Let me just put my cards on the table and say that this entire paragraph is so nonsensical that it’s not even wrong. It is so conceptually confused that it has not, to borrow a phrase from C. S. Lewis, risen to the dignity of error.

To begin with, what in the world might it mean to say that happiness is “what history is all about”? History, as I and everyone else in the world except Harari knows, is “about” what has happened. And many things, I think it is fair to say, have happened other than happiness.

I truly can’t guess, with any confidence, what Harari means by that statement, but if I had to try I’d paraphrase it thus: The chief reason for studying history is to find out what made people happy and what didn’t. Lord, I hope that’s not what he means, but I fear it is.

And as for “what made people happy,” Harari wants to define that in terms of “global happiness levels.” And how are we supposed to evaluate those? Where would we get our data set? And — to ask a question that goes back to the earliest responses to Bentham’s utilitarianism — how do we count such stuff? Does one person’s horrific misery count the same as another person’s mild pleasure? Or do we add an intensity factor?
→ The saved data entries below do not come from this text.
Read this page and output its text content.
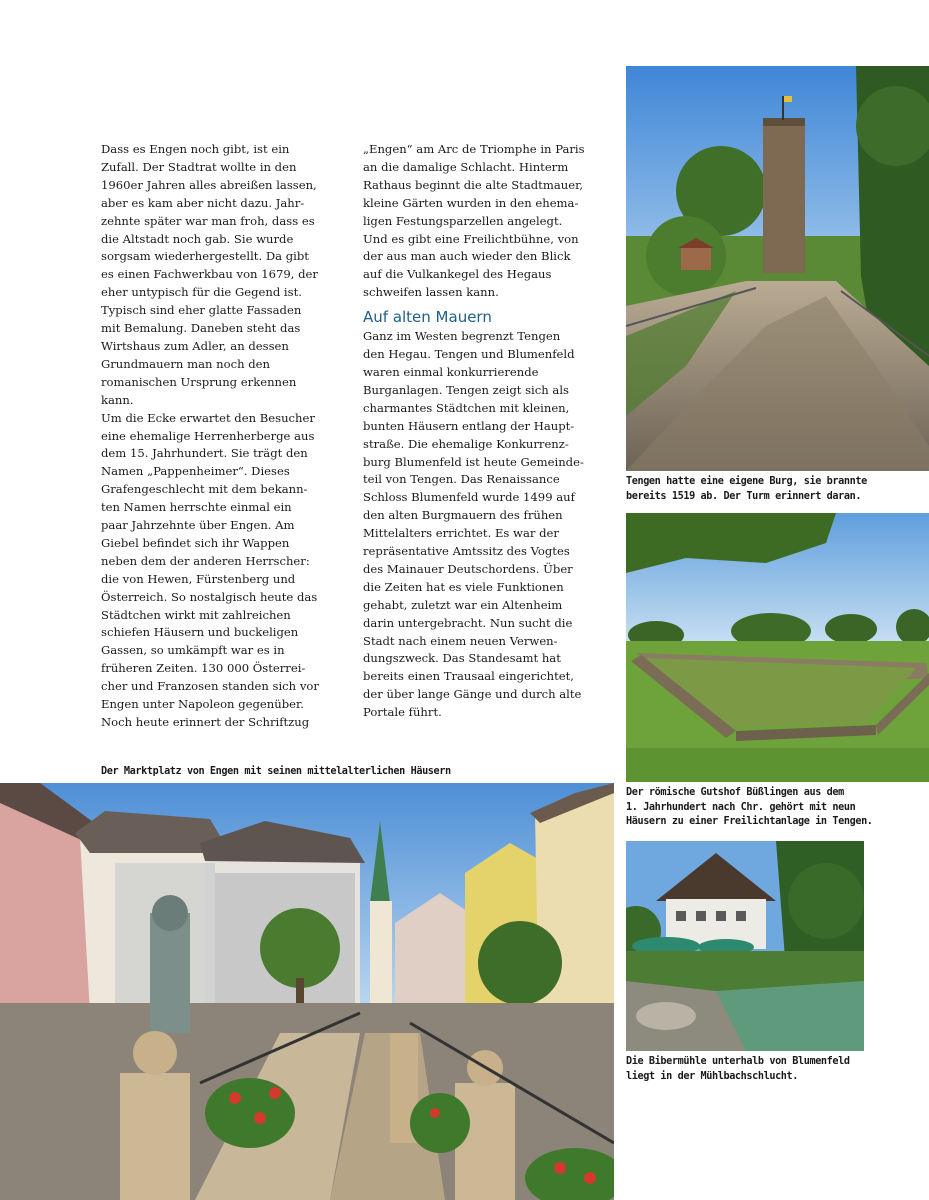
Dass es Engen noch gibt, ist ein
Zufall. Der Stadtrat wollte in den
1960er Jahren alles abreißen lassen,
aber es kam aber nicht dazu. Jahr-
zehnte später war man froh, dass es
die Altstadt noch gab. Sie wurde
sorgsam wiederhergestellt. Da gibt
es einen Fachwerkbau von 1679, der
eher untypisch für die Gegend ist.
Typisch sind eher glatte Fassaden
mit Bemalung. Daneben steht das
Wirtshaus zum Adler, an dessen
Grundmauern man noch den
romanischen Ursprung erkennen
kann.
Um die Ecke erwartet den Besucher
eine ehemalige Herrenherberge aus
dem 15. Jahrhundert. Sie trägt den
Namen „Pappenheimer“. Dieses
Grafengeschlecht mit dem bekann-
ten Namen herrschte einmal ein
paar Jahrzehnte über Engen. Am
Giebel befindet sich ihr Wappen
neben dem der anderen Herrscher:
die von Hewen, Fürstenberg und
Österreich. So nostalgisch heute das
Städtchen wirkt mit zahlreichen
schiefen Häusern und buckeligen
Gassen, so umkämpft war es in
früheren Zeiten. 130 000 Österrei-
cher und Franzosen standen sich vor
Engen unter Napoleon gegenüber.
Noch heute erinnert der Schriftzug
„Engen“ am Arc de Triomphe in Paris
an die damalige Schlacht. Hinterm
Rathaus beginnt die alte Stadtmauer,
kleine Gärten wurden in den ehema-
ligen Festungsparzellen angelegt.
Und es gibt eine Freilichtbühne, von
der aus man auch wieder den Blick
auf die Vulkankegel des Hegaus
schweifen lassen kann.
Auf alten Mauern
Ganz im Westen begrenzt Tengen
den Hegau. Tengen und Blumenfeld
waren einmal konkurrierende
Burganlagen. Tengen zeigt sich als
charmantes Städtchen mit kleinen,
bunten Häusern entlang der Haupt-
straße. Die ehemalige Konkurrenz-
burg Blumenfeld ist heute Gemeinde-
teil von Tengen. Das Renaissance
Schloss Blumenfeld wurde 1499 auf
den alten Burgmauern des frühen
Mittelalters errichtet. Es war der
repräsentative Amtssitz des Vogtes
des Mainauer Deutschordens. Über
die Zeiten hat es viele Funktionen
gehabt, zuletzt war ein Altenheim
darin untergebracht. Nun sucht die
Stadt nach einem neuen Verwen-
dungszweck. Das Standesamt hat
bereits einen Trausaal eingerichtet,
der über lange Gänge und durch alte
Portale führt.
Tengen hatte eine eigene Burg, sie brannte
bereits 1519 ab. Der Turm erinnert daran.
Der römische Gutshof Büßlingen aus dem
1. Jahrhundert nach Chr. gehört mit neun
Häusern zu einer Freilichtanlage in Tengen.
Die Bibermühle unterhalb von Blumenfeld
liegt in der Mühlbachschlucht.
Der Marktplatz von Engen mit seinen mittelalterlichen Häusern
Also, on the unhappiness scale, how might we compare a quick and painless death at age 19 to an extended agony of fatal illness at age 83?

I suspect Harari hasn’t thought much about these matters, but let’s try to go with him. Instead of considering something as amorphous as “monotheistic religion,” let’s focus on the militant Islam of today. It has clearly made many people very miserable; but it has equally clearly given other people great satisfaction. If the number of people who delight in militant Islam exceed the number of people made miserable by it, then do we conclude that militant Islam is a net contributor to “global happiness levels” and therefore something to be applauded? And what if the balance sheet comes out pretty level, so that global happiness has been neither appreciably increased nor appreciably decreased by militant Islam? Are we to conclude then that it really hasn’t “made a difference”? 

This little thought experiment also raises the question of whether happiness might be defined differently by different people in different cultures. Harari has this one covered. Some people, he tells us,

agree that happiness is the supreme good, but think that happiness isn’t just a matter of pleasant sensations. Thousands of years ago Buddhist monks reached the surprising conclusion that pursuing pleasant sensations is in fact the root of suffering, and that happiness lies in the opposite direction…. For Buddhism, then, happiness isn’t pleasant sensations, but rather the wisdom, serenity and freedom that come from understanding our true nature.

Ah, now we’re getting somewhere! Finally, time for a serious consideration of rival views of happiness! So here’s Harari’s response: “True or false, the practical impact of such alternative views is minimal. For the capitalist juggernaut, happiness is pleasure. Full stop.”

Full stop. The “capitalist juggernaut” has decided what happiness is — and, needless to say, resistance is futile — so we don’t need to think about it any more. We don’t even need to ask whether said juggernaut is equally powerful everywhere in the world, or whether, conversely, there are significant numbers of people who live in a different regime — even though the scale of the book is supposed to be global.

So here we have an argument that happiness is “what history is all about,” and that therefore everything that we do should be evaluated in terms of its contribution to “global happiness levels,” but that can’t be bothered to ask what happiness consists in. As I say: not even wrong. Miles from being even wrong.